Graph 1: Cement consumption in France, 2012 – 2016. Source: Syndicat Français de l’Industrie Cimentière & Vicat.

Thankfully, the industry started to recover in 2016 and the signs are positive that this will continue into 2017 with the presidential elections concluded. Graph 1 shows the situation since 2012.

Sensing the rebound in 2016 the head of the French building federation (FFB) placed growth in construction materials volumes at 1.9% in December 2016 with a forecast of 3.4% in 2017 based on new residential housing. Naturally he used his position to lobby the politicians in the run-up to the election and the FFB have carried on in this vein haranguing the new administration with 112 (!) proposals to ‘rebuild’ France.

The major cement producers broadly agreed with the outlook in 2016 with LafargeHolcim describing the local construction sector as growing ‘slightly’ despite subdued public spending on infrastructure and HeidelbergCement concurring. Vicat was more effusive pointing to its 6% rise in sales volumes to 2.9Mt in the domestic and export markets. It pinned the recovery down to the last quarter of 2015. However, it noted that the rise in volumes had compensated for a fall in prices due in part to the increased exports. On this point, although it’s outside the scope of this column, it would be fascinating to know how much the European Union Emissions Trading Scheme is stoking the French cement indsutry’s recovery through exports (see GCW290).

Investment has been returning to the market though with Ecocem France’s order of a Loesche mill for a slag cement mill it is building Dunkirk, the inauguration of a new tyre recycling unit at Lafarge France’s Martres plant and the start of a gasifier project at Vicat’s Crechy plant in 2016. More recently Lafarge France reported to the French press in May 2017 that it was starting to consider contractors for a new production line at the Martres plant, leading to fears that it might choose a Chinese provider.

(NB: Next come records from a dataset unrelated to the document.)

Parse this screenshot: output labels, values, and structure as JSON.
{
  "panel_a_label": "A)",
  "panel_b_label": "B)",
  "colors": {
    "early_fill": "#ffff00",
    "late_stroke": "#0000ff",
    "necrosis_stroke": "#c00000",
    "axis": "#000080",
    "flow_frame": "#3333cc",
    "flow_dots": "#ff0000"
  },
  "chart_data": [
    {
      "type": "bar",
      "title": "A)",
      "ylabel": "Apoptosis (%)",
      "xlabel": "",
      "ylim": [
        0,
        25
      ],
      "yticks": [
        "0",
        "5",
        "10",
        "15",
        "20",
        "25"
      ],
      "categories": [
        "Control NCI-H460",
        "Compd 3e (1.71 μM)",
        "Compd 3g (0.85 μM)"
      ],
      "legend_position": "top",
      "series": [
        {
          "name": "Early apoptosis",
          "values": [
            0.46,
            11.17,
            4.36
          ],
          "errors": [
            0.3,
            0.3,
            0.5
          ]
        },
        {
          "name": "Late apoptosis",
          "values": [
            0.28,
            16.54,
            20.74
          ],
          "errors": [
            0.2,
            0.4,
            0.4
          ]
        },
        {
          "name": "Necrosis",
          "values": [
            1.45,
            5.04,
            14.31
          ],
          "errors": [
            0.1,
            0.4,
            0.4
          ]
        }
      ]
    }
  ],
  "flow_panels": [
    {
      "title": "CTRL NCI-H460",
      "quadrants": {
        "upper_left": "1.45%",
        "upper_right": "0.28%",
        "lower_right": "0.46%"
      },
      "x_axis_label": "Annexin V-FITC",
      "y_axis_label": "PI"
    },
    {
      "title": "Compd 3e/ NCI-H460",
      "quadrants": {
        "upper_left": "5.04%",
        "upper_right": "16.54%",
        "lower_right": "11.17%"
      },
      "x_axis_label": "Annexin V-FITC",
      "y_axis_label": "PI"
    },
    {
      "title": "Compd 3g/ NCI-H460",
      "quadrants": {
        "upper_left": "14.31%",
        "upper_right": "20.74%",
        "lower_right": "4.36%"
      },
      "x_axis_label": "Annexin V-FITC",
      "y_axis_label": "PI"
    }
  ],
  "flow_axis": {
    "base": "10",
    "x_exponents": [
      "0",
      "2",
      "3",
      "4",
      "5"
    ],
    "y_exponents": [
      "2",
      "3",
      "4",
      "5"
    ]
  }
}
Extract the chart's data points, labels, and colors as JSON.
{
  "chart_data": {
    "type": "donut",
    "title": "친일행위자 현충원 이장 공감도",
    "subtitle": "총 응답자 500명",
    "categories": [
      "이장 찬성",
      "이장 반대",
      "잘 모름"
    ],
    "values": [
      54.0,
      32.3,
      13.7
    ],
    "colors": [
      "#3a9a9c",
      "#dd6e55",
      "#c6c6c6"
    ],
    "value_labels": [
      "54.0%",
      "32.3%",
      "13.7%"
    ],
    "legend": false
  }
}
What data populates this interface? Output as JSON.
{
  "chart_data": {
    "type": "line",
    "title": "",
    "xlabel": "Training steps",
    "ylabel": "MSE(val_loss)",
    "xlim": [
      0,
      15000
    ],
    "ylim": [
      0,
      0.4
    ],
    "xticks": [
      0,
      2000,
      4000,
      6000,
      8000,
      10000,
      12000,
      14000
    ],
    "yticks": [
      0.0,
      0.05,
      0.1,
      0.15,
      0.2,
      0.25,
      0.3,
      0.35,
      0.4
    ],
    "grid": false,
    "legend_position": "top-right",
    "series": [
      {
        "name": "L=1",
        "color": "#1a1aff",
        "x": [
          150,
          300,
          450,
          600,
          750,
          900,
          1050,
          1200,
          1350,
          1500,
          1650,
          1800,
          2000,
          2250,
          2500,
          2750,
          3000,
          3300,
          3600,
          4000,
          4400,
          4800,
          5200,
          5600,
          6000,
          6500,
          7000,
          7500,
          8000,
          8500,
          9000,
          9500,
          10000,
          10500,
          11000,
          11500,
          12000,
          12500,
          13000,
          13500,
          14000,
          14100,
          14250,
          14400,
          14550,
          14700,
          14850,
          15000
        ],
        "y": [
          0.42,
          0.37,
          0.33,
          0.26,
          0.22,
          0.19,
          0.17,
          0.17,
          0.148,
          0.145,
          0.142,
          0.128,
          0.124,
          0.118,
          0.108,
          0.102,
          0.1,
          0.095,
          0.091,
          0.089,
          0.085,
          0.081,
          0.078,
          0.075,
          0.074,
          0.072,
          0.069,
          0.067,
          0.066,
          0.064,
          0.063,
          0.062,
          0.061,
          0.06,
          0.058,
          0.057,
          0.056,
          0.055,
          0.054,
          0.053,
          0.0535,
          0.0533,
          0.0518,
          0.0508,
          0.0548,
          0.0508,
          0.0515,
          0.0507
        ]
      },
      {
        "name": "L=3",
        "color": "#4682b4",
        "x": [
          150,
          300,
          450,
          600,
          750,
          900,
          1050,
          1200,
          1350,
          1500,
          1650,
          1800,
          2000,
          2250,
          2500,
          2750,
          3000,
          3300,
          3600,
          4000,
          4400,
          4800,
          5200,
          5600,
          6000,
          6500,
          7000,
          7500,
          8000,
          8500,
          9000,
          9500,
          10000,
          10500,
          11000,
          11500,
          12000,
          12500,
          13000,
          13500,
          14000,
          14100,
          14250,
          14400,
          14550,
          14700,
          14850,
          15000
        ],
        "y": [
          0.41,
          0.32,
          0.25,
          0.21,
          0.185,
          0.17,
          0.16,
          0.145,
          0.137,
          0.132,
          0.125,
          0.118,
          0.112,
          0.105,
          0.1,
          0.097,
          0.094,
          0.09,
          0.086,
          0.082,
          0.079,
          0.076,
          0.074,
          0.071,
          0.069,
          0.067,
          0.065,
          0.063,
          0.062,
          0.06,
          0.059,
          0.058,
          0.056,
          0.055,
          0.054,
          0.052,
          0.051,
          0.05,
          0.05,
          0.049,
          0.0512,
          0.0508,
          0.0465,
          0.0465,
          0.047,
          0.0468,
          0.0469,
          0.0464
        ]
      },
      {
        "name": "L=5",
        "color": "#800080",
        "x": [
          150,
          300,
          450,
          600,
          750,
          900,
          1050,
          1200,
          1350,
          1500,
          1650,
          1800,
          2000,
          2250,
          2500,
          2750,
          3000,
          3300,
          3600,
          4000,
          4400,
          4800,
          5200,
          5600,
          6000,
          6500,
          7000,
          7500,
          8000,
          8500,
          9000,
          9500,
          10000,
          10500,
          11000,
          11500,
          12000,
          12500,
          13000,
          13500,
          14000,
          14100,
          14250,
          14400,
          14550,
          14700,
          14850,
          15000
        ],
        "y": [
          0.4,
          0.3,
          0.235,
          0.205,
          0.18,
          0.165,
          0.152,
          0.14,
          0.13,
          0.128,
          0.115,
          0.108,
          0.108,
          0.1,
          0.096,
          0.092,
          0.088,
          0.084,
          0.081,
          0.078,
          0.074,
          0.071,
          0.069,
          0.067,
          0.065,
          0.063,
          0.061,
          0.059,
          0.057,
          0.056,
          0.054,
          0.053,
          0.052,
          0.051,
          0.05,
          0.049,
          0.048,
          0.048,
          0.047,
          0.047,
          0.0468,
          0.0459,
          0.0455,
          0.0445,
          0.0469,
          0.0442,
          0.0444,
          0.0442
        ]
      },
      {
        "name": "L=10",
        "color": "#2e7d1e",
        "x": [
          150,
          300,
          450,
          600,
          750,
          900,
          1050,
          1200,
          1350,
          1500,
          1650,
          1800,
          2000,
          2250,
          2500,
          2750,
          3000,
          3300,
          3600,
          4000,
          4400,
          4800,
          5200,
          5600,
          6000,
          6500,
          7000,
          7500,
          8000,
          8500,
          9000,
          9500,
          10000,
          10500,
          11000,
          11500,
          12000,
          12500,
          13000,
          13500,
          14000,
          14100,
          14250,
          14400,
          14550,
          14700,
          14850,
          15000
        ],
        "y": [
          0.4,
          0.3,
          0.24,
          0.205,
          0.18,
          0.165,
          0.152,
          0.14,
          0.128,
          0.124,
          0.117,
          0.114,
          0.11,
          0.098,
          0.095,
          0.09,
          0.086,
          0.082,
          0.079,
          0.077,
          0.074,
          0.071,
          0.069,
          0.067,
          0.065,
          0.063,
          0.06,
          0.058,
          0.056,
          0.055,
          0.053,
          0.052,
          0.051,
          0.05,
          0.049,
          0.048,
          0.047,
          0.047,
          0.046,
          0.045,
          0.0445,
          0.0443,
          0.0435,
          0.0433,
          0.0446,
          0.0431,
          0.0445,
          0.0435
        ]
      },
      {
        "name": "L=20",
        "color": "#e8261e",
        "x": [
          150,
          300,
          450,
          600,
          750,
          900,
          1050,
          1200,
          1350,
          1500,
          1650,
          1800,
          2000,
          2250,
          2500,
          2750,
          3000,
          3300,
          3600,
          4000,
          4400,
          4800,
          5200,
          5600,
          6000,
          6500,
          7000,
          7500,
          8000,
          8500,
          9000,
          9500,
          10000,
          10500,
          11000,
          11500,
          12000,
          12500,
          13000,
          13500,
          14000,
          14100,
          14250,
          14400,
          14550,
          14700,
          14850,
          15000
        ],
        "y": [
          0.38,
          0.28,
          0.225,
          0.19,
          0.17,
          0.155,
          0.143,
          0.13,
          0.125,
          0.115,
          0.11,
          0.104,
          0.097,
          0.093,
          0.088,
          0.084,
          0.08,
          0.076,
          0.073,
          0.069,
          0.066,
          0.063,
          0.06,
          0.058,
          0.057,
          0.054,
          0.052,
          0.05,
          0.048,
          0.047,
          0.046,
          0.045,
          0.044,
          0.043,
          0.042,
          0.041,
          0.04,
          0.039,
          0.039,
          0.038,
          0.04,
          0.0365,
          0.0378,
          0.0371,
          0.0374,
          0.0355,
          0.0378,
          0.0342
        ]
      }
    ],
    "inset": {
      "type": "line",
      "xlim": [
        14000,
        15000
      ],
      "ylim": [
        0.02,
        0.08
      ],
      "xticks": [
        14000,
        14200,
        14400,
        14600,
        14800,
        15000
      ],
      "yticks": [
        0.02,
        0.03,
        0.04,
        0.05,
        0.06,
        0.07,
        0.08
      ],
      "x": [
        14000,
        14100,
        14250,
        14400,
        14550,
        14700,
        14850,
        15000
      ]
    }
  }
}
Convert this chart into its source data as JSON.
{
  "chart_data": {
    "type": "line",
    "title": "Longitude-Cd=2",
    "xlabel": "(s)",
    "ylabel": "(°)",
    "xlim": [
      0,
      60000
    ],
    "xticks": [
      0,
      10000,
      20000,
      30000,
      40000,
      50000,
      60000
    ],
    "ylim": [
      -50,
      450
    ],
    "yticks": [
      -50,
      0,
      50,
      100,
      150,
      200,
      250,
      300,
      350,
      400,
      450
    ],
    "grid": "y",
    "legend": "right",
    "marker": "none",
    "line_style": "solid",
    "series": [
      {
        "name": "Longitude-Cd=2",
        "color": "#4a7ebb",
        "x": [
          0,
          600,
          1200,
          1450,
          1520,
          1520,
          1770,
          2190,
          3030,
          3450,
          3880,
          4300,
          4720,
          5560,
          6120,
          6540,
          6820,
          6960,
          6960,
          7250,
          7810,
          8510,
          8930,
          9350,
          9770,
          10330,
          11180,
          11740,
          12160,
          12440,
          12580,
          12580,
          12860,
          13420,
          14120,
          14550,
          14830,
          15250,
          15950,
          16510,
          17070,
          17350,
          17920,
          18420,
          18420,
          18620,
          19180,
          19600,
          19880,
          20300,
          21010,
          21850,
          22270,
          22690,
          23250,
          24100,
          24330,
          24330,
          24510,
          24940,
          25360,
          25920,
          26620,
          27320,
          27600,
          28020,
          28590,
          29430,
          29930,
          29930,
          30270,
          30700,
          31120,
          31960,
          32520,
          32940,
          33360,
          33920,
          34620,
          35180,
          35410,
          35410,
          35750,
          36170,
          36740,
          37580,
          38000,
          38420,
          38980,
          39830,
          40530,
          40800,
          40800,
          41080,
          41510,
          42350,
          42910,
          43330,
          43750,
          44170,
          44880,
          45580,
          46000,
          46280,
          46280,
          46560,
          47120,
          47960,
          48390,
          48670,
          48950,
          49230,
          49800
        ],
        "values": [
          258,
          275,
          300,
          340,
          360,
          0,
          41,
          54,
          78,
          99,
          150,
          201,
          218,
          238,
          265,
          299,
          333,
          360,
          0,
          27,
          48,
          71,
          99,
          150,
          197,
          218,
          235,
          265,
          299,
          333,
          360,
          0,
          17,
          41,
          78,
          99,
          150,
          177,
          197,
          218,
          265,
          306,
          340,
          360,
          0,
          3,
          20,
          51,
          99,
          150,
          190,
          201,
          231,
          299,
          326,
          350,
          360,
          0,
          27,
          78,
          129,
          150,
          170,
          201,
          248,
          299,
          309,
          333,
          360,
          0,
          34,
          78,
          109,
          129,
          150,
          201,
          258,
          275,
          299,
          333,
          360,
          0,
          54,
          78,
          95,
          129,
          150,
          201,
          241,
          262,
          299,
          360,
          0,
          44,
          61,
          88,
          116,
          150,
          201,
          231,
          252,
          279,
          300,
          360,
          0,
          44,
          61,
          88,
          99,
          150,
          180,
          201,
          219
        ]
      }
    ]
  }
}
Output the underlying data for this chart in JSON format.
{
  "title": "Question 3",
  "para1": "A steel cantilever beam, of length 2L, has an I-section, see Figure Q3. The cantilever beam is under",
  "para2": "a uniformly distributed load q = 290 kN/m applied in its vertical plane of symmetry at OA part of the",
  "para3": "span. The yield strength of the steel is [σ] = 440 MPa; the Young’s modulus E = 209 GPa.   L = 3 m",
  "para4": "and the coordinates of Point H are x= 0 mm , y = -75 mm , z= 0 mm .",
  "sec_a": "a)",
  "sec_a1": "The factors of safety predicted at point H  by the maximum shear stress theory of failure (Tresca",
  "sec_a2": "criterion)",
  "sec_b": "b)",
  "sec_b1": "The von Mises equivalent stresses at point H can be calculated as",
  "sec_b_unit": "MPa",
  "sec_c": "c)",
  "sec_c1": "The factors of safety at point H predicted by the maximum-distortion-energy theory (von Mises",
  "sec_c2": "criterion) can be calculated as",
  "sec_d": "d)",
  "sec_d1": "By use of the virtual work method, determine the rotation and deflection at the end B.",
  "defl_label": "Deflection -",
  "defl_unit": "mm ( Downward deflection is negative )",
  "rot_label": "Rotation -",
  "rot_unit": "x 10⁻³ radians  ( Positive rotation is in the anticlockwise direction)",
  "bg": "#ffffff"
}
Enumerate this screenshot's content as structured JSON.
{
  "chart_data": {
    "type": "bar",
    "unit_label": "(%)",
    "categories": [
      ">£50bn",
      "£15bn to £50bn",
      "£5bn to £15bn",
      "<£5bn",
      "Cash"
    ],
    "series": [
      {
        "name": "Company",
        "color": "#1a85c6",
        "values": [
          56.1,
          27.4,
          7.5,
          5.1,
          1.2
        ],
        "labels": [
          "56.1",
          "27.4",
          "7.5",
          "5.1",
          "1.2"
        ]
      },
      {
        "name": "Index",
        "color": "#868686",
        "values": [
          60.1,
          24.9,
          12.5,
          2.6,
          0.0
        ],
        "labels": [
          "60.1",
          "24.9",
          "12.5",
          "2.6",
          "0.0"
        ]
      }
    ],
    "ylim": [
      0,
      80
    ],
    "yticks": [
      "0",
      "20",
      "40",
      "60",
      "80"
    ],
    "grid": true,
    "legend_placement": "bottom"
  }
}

So far in 2017 the situation is on a knife-edge with LafargeHolcim, HeidelbergCement and Vicat all reporting slight declines in sale volumes or earnings that they have blamed on the weather. However, LafargeHolcim did mention growing momentum towards the end of the period offering some hope. As seen above the fundamentals for the French cement industry are all ready and present for growth. Now with the pro-business Euro-centric new president installed in office the industry should be about to flower in time for Louis Vicat’s anniversary.